Rocksteady’s carefully straddled the line between accessibility and fan service, presenting an almost-complete who’s who of Batman villains – Batman’s no killing policy and the ending leave the possibility for sequels open, of course – with hundreds of nods to famous characters and events in Batman’s past to be found, mainly through the Riddler’s challenges. I’m a bit of a Batman fan and I don’t recall anything that will cause the fanboys to lose too much sleep through the developer taking liberties, and there are a few elements that I know are drawn from the comics but drew confused rolled eyes from laymen who assumed that it was Rocksteady fabricating things.

Coming at the game late on, I’d heard about the saggy portion as the game approached its climax, but I didn’t find it problematic at all. The game moves at a fantastic pace, bringing in new areas and gameplay elements constantly, doing a superb job of giving you new and interesting things to do. A list of gadgets and new moves meant that stealthy confrontations with multiple enemies was something I looked forward to, because the game does a stunning job of making you feel like Batman, using your skills to isolate an enemy and take him down silently as his friends are made ever more anxious and jumpy – look at the scene in Batman Begins when he clears a room of thugs by darting around and hiding in the rafters and imagine how badass it feels to do it yourself.

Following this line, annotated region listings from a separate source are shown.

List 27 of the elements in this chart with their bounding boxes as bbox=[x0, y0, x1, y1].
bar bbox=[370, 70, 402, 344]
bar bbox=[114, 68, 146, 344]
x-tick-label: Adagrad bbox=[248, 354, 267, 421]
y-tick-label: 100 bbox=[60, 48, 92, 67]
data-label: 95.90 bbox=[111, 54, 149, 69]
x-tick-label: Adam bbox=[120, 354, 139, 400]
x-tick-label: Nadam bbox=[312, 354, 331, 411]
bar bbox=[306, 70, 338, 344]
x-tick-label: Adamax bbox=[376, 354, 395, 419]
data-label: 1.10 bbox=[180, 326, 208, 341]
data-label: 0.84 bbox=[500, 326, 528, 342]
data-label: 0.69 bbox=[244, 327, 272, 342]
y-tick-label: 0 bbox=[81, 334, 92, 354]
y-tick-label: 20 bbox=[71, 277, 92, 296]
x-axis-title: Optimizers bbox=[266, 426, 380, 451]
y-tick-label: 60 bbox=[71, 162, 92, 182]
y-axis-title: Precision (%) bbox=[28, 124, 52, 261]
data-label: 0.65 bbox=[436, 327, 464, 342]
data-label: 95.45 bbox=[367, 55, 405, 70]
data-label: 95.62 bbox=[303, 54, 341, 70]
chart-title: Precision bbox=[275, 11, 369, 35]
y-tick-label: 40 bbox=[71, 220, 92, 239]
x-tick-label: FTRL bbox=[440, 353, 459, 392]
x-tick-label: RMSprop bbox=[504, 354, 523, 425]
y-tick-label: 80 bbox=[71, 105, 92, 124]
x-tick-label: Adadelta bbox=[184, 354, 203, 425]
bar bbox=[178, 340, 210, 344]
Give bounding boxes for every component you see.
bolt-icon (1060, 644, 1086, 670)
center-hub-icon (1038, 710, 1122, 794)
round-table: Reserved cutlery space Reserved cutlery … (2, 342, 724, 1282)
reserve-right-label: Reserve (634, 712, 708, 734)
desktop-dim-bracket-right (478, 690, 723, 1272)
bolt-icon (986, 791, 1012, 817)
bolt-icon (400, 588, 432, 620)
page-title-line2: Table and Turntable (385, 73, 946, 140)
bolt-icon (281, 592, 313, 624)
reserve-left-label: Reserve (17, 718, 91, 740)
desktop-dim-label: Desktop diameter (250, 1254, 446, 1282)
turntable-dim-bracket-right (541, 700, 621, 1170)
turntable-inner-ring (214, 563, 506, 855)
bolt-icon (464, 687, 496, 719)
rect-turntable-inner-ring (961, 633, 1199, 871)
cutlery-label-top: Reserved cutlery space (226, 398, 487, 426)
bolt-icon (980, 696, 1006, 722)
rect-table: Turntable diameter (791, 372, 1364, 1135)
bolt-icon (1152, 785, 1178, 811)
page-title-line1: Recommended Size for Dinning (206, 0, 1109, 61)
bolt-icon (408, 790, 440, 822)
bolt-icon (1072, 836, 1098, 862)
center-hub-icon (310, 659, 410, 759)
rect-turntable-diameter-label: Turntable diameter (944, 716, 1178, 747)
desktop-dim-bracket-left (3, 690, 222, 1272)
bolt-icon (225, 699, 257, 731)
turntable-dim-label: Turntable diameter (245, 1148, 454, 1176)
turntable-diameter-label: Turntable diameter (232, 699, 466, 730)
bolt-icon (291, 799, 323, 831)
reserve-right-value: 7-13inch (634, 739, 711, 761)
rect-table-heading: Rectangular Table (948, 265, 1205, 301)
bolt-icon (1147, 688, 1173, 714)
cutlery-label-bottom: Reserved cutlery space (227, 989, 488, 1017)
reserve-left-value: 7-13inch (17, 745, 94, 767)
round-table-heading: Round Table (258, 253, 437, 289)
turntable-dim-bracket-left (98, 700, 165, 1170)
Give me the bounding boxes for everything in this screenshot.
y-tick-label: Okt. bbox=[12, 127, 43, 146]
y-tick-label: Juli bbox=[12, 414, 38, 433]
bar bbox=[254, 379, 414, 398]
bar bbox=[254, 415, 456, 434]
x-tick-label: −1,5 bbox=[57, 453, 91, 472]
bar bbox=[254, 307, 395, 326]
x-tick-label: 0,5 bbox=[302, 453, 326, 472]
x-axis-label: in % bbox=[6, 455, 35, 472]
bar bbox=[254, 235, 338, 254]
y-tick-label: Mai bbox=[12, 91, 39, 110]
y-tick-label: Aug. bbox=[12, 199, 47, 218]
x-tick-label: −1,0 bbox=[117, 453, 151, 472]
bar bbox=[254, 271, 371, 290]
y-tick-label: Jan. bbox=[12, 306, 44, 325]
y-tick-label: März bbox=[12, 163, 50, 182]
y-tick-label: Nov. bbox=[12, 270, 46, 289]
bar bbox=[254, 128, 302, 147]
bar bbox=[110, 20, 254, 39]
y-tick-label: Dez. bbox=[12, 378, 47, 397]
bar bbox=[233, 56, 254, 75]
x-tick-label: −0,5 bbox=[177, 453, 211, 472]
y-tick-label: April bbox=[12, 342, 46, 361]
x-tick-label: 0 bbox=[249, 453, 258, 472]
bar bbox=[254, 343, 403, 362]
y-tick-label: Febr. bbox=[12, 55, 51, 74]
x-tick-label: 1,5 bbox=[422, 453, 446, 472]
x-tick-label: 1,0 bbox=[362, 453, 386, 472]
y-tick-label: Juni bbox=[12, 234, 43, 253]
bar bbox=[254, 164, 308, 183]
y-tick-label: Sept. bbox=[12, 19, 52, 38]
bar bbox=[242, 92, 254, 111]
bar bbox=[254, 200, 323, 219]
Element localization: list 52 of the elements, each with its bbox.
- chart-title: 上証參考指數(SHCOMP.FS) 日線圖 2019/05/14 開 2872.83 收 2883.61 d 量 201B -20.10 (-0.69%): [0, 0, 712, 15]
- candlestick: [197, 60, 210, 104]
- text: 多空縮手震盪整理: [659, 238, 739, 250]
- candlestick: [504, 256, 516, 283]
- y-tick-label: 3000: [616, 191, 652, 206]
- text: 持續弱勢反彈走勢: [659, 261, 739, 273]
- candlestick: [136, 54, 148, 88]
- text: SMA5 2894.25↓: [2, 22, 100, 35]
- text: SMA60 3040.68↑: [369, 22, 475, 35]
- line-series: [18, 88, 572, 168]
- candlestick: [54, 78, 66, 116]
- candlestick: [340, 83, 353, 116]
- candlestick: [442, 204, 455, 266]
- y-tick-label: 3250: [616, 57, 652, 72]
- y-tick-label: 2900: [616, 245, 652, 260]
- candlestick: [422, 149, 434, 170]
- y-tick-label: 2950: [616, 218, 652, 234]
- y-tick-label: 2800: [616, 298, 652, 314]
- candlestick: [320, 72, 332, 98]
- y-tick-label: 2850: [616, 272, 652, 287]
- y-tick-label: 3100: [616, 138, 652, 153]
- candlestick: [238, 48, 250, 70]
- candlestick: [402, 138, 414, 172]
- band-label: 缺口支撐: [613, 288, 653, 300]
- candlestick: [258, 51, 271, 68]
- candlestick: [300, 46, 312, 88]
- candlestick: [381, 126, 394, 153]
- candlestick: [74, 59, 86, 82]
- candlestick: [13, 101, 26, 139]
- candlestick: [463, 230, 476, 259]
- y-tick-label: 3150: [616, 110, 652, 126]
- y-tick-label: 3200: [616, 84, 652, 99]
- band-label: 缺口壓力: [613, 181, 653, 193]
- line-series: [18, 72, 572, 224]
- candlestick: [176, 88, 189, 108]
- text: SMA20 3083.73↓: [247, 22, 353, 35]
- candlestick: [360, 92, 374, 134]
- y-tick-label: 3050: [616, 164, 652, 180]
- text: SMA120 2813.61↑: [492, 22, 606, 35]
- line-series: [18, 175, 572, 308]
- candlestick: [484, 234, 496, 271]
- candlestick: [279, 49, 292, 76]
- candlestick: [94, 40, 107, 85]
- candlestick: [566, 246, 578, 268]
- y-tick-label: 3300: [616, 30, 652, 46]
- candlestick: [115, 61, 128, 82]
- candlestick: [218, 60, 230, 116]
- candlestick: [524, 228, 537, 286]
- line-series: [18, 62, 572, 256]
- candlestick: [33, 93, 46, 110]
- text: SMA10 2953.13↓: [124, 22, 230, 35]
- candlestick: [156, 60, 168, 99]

And the aforementioned all-star cast of the Dark Knight’s nemeses is certainly done justice. Only a couple really strike me as feeling like your typical boss battles, and the rest are of extremely high quality. Without spoiling anything, the encounters with Scarecrow are stunningly well done, and I have high hopes that he’ll be back in the next one.

I heartily recommend this game. It’s running high in my provisional GOTY list and while it’ll do well to top the one to beat, it’s definitely one of this year’s best adventures.